Split View: KubeVirt는 어떻게 Pod 위에서 VM을 실행하는가

KubeVirt는 어떻게 Pod 위에서 VM을 실행하는가

들어가며
가장 먼저 잡아야 할 정신 모델
왜 굳이 Pod를 VM 실행 단위로 쓰는가
Pod 안에서 실제로 무엇이 돌아가는가
Kubernetes와 KubeVirt의 경계
소스 코드에서 이 구조가 드러나는 위치
"Pod 위에서 VM"이 성립하는 핵심 메커니즘
자주 하는 오해
운영자가 바로 써먹을 수 있는 디버깅 체크포인트
마무리

들어가며

KubeVirt를 처음 보면 가장 낯선 지점은 이것이다. "Kubernetes는 원래 컨테이너 오케스트레이터인데, 어떻게 VM을 Pod 위에서 띄울 수 있지?" 이 질문에 답하려면 먼저 오해 하나를 지워야 한다. KubeVirt는 kubelet 안에 VM 기능을 집어넣지 않는다. 대신 Kubernetes가 이미 잘하는 일과, 가상화 스택이 잘하는 일을 분리한다.

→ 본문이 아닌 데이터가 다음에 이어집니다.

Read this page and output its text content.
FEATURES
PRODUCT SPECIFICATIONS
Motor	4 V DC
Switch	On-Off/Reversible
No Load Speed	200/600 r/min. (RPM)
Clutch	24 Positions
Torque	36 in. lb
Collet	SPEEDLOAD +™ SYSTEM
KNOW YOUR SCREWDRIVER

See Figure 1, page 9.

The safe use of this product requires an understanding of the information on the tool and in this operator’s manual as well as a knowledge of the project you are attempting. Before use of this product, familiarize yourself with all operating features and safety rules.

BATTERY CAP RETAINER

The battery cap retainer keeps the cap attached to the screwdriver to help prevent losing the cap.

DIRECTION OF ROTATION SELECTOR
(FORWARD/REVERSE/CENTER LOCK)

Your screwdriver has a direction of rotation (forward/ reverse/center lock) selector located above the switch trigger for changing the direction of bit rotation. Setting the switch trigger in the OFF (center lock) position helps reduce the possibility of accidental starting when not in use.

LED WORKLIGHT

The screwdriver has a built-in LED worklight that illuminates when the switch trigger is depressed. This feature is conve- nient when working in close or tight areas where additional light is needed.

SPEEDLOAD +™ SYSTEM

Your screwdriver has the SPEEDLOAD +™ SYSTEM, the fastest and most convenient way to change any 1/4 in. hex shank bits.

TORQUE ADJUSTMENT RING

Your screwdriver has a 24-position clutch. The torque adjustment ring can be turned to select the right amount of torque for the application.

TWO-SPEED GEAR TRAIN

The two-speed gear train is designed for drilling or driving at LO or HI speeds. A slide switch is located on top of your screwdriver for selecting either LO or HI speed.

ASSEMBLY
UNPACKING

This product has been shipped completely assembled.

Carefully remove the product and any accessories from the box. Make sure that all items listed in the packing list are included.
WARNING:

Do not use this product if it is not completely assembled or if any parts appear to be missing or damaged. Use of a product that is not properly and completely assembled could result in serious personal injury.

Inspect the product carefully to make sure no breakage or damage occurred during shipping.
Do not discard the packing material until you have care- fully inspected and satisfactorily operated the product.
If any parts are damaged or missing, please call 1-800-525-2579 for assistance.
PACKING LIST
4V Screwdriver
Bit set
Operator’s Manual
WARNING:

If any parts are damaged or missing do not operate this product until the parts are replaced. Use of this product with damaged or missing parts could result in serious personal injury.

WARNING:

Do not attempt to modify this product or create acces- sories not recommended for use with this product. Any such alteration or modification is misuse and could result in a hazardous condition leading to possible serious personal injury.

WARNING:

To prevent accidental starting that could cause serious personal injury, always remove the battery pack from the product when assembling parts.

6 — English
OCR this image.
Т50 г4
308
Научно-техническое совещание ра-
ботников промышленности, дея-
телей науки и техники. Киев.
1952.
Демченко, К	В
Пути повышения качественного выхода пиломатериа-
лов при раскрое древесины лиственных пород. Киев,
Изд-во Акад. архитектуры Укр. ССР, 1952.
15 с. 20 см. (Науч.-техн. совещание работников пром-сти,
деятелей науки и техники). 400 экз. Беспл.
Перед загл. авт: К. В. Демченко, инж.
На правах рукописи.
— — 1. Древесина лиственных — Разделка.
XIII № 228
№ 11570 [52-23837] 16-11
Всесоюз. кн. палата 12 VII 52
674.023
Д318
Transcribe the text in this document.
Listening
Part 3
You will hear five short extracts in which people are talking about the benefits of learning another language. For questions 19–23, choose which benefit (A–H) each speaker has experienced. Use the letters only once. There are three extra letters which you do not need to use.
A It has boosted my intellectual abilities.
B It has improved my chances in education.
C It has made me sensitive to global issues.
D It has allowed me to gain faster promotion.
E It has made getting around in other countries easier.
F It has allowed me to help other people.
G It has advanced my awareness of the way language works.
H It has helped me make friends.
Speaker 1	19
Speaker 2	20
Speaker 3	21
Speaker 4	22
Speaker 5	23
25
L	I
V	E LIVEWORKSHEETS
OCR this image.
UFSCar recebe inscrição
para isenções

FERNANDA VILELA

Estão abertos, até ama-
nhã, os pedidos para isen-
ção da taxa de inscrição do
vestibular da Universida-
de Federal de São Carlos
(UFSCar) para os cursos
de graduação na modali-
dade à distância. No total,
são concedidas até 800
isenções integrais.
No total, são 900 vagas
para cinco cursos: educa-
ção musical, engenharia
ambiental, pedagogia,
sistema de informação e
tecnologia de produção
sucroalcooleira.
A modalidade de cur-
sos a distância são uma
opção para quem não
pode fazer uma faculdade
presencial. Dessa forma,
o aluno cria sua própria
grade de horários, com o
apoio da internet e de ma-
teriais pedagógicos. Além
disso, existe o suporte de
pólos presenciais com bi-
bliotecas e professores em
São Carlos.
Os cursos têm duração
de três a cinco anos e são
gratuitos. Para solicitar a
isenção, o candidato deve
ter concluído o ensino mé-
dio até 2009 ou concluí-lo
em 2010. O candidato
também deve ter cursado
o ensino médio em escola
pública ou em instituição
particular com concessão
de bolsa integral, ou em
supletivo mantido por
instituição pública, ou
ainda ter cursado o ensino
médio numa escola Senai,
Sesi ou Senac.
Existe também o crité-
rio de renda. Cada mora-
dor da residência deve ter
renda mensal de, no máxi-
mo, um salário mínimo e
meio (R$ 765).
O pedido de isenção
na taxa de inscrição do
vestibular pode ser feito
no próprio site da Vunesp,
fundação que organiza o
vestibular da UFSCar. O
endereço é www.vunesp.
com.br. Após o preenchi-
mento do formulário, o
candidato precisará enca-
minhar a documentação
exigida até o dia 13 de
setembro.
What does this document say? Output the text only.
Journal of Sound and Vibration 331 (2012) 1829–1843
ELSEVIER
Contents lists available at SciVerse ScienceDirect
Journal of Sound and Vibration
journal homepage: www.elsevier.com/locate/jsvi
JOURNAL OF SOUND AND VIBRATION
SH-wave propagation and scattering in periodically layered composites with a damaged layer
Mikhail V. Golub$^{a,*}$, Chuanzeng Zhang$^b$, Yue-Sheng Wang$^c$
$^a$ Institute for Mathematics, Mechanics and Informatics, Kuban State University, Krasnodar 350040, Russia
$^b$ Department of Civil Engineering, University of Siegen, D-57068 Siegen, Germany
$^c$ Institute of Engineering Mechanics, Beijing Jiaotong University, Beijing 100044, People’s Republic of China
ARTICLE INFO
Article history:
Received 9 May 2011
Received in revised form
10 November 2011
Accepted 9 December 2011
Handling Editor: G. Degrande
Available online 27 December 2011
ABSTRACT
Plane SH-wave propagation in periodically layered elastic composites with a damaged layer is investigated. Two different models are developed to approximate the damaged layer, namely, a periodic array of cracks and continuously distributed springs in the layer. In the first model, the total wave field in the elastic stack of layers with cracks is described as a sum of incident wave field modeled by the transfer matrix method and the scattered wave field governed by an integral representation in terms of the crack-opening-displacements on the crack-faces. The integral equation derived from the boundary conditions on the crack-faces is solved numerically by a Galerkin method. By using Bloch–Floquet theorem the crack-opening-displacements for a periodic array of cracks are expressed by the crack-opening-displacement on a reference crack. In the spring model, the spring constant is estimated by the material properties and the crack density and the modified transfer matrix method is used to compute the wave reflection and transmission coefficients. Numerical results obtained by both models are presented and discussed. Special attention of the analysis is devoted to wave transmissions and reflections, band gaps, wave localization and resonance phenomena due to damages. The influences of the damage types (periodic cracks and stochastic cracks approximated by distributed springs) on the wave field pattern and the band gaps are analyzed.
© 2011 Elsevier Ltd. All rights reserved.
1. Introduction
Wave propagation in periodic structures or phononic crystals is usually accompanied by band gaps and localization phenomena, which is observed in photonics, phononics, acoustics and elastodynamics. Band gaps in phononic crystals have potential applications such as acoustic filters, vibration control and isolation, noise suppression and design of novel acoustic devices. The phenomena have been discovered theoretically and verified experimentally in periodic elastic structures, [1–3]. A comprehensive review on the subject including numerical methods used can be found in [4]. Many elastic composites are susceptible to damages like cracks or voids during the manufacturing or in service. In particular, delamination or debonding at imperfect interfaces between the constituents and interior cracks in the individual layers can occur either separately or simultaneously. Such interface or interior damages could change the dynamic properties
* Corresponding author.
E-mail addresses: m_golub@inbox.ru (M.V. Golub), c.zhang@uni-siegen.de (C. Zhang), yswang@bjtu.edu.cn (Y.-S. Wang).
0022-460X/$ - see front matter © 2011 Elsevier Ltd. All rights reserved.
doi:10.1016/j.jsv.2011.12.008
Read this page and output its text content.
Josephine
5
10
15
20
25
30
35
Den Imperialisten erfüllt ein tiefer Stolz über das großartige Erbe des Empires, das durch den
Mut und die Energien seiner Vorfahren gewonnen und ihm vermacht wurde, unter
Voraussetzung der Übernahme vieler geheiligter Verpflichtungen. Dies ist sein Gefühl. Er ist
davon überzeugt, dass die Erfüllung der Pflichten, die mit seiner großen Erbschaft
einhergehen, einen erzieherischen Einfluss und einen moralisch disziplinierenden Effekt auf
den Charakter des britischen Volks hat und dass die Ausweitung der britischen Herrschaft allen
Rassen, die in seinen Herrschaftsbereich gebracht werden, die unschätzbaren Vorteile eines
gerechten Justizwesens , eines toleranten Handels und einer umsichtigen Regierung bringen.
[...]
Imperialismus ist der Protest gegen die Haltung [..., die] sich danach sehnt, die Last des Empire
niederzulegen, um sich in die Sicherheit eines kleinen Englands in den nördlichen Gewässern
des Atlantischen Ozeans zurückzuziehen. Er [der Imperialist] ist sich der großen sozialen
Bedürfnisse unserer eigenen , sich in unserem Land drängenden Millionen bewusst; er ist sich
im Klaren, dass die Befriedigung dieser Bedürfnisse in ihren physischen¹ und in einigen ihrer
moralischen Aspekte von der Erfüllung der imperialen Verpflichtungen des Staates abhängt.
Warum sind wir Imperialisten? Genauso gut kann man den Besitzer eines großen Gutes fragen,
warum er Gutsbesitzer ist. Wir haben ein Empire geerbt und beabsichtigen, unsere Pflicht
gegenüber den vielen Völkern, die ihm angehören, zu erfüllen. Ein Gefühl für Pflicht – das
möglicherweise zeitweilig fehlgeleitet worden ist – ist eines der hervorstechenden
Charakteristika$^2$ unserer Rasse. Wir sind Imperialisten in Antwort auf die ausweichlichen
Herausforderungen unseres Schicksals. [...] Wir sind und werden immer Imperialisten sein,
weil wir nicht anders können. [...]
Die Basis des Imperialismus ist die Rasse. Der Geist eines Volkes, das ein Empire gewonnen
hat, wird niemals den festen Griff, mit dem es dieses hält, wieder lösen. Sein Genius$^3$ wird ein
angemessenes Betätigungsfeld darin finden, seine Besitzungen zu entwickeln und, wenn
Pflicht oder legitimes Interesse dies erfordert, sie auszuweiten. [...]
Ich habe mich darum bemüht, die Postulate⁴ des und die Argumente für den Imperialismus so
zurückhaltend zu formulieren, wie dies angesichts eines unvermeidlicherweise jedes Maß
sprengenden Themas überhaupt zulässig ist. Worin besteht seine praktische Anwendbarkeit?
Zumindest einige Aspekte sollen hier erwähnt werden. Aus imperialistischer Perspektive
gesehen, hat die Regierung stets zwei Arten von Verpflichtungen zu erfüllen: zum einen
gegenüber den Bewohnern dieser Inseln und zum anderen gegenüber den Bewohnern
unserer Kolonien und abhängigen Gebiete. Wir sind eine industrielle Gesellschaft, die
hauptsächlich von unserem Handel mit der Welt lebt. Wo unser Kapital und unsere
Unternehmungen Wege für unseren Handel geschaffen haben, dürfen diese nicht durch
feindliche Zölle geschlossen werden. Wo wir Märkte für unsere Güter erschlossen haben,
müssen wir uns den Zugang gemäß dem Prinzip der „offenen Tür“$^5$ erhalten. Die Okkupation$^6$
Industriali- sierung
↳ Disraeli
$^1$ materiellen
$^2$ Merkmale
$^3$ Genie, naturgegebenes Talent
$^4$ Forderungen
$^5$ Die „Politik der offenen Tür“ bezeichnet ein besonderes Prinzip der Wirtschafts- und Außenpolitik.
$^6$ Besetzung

Kubernetes가 맡는 것: API 저장, 스케줄링, Pod 네트워크, 볼륨 마운트, 노드 배치, 재시도
KubeVirt가 맡는 것: VM 관련 CRD, VM 전용 controller, 노드 에이전트, libvirt와 QEMU orchestration
Linux와 하이퍼바이저가 맡는 것: cgroup, namespace, tap, netlink, /dev/kvm, QEMU 가상화 실행

즉 KubeVirt의 핵심은 "컨테이너 런타임 위에서 VM을 에뮬레이션한다"가 아니다. 정확히는 Pod를 VM 실행을 위한 샌드박스와 제어 단위로 사용하고, 그 안에서 QEMU와 libvirt를 동작시키는 구조다.

가장 먼저 잡아야 할 정신 모델

KubeVirt의 구조를 한 줄로 요약하면 다음과 같다.

사용자는 VirtualMachine 또는 VirtualMachineInstance를 만든다.
virt-controller가 이를 보고 virt-launcher Pod를 만든다.
Kubernetes는 그 Pod를 일반 Pod처럼 스케줄링한다.
해당 노드의 virt-handler가 Pod와 VMI를 보고 실제 VM 런치를 지휘한다.
virt-launcher Pod 내부의 libvirt와 QEMU가 VM 프로세스를 실행한다.

여기서 중요한 점은 VM이 Pod 안에 "포장"되어 있다는 것이지, 게스트 운영체제가 컨테이너가 된다는 뜻이 아니라는 점이다. 게스트 운영체제는 여전히 QEMU가 제공하는 가상 하드웨어 위에서 동작한다. 다만 그 QEMU 프로세스가 Pod의 리소스 경계 안에서 실행된다.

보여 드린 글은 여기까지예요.